Our results showing no statistically significant differences with the two calcineurin inhibitors in overall survival, disease-free survival and recurrent malignancy after mobilized blood cell transplantation are consistent with results from previous studies of bone marrow transplantation [1, 4]. A randomized prospective Japanese study showed an increased incidence of recurrent malignancy with tacrolimus after bone marrow transplantation from related donors [3], but this effect was not observed in a large retrospective Japanese study [17] or in a randomized prospective U.S. study [2].

The retrospective Japanese study showed that the risk of nonrelapse mortality after bone marrow transplantation from unrelated donors was lower with tacrolimus than with cyclosporine [17]. In that study, the lower risk of nonrelapse mortality in the tacrolimus group was associated with a lower risk of acute GVHD and higher survival compared to the cyclosporine group. The Japanese results differ from those observed in our retrospective study, suggesting that the type of graft or the ethnicity of patients might influence the relative efficacy of calcineurin inhibitors.

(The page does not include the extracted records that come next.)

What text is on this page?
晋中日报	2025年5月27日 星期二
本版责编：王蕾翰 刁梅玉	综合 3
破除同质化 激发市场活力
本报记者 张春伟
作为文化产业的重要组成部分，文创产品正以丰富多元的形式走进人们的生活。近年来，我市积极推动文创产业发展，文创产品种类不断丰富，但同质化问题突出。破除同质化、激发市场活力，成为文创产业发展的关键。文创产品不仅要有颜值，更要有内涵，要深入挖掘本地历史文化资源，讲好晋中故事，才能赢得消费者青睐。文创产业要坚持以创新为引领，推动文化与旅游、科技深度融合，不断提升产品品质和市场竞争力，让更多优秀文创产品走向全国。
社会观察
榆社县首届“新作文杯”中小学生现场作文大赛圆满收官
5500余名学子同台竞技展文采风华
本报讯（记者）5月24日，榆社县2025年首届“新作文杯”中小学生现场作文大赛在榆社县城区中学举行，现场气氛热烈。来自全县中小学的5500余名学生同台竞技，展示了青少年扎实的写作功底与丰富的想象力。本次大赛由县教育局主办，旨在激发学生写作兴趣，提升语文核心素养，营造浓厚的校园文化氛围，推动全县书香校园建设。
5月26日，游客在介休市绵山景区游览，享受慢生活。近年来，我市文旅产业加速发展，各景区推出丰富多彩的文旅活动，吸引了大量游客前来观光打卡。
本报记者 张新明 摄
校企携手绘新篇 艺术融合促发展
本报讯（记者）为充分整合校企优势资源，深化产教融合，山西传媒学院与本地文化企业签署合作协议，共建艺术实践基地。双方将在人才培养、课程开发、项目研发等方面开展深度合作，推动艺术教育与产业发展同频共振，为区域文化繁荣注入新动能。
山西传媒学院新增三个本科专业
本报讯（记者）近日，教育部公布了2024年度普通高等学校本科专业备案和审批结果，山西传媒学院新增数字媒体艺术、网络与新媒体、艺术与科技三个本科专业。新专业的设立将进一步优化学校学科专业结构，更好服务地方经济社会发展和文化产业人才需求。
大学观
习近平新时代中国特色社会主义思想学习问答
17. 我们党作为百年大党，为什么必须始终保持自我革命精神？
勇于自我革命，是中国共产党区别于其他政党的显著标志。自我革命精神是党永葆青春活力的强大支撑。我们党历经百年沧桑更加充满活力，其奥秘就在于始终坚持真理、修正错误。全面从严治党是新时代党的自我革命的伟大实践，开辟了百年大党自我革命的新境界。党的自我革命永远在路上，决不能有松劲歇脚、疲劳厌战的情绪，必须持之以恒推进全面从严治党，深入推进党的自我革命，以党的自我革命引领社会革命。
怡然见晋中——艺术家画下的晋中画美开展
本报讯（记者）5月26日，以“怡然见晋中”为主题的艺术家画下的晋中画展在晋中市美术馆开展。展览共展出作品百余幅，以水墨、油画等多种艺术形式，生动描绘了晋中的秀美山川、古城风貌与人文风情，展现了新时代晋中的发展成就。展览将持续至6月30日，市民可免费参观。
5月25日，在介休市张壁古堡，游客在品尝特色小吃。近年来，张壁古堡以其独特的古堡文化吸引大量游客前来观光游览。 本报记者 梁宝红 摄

The routine use of prophylactic ursodeoxycholic acid started at our center in 2003 [18, 19] and has decreased the incidence of acute GVHD and hepatic complications (data not shown). The choice of calcineurin inhibitor was changed to tacrolimus for virtually all transplant protocols with high-intensity conditioning at our center in early 2005. While we do not believe that any other transplant practices have changed during the study period, we cannot completely exclude effects of unknown confounders even if the multivariate analysis is adjusted for year of transplantation. The incidence of grades II–IV acute GVHD at our center is higher than reported at other centers, reflecting a high sensitivity for diagnosing upper gastrointestinal GVHD [20]. Even so, we believe that our results showing no difference in the risk of grades II–IV acute GVHD are likely to be representative of experience at other centers, since we found no statistically significant advantage for tacrolimus in preventing more severe grades IIb–IV or III–IV GVHD.

Our results support the continued use of cyclosporine at centers that have not adopted tacrolimus as the standard of care after HCT with mobilized blood cells after high-intensity conditioning regimens, but the size of our cohort is not sufficient to exclude clinically meaningful differences in outcomes with the two calcineurin inhibitors. A larger registry study should be carried out to provide more definitive information comparing outcomes with the two calcineurin inhibitors.

ACKNOWLEDGEMENTS

Financial disclosure: This work was supported in part by grants, CA18029, HL36444, CA15704 and CA118953 from the National Institutes of Health, Department of Health and Human Services. Y.I. is a recipient of Banyu Fellowship from Banyu Life Science Foundation International. The authors declare no competing financial interests.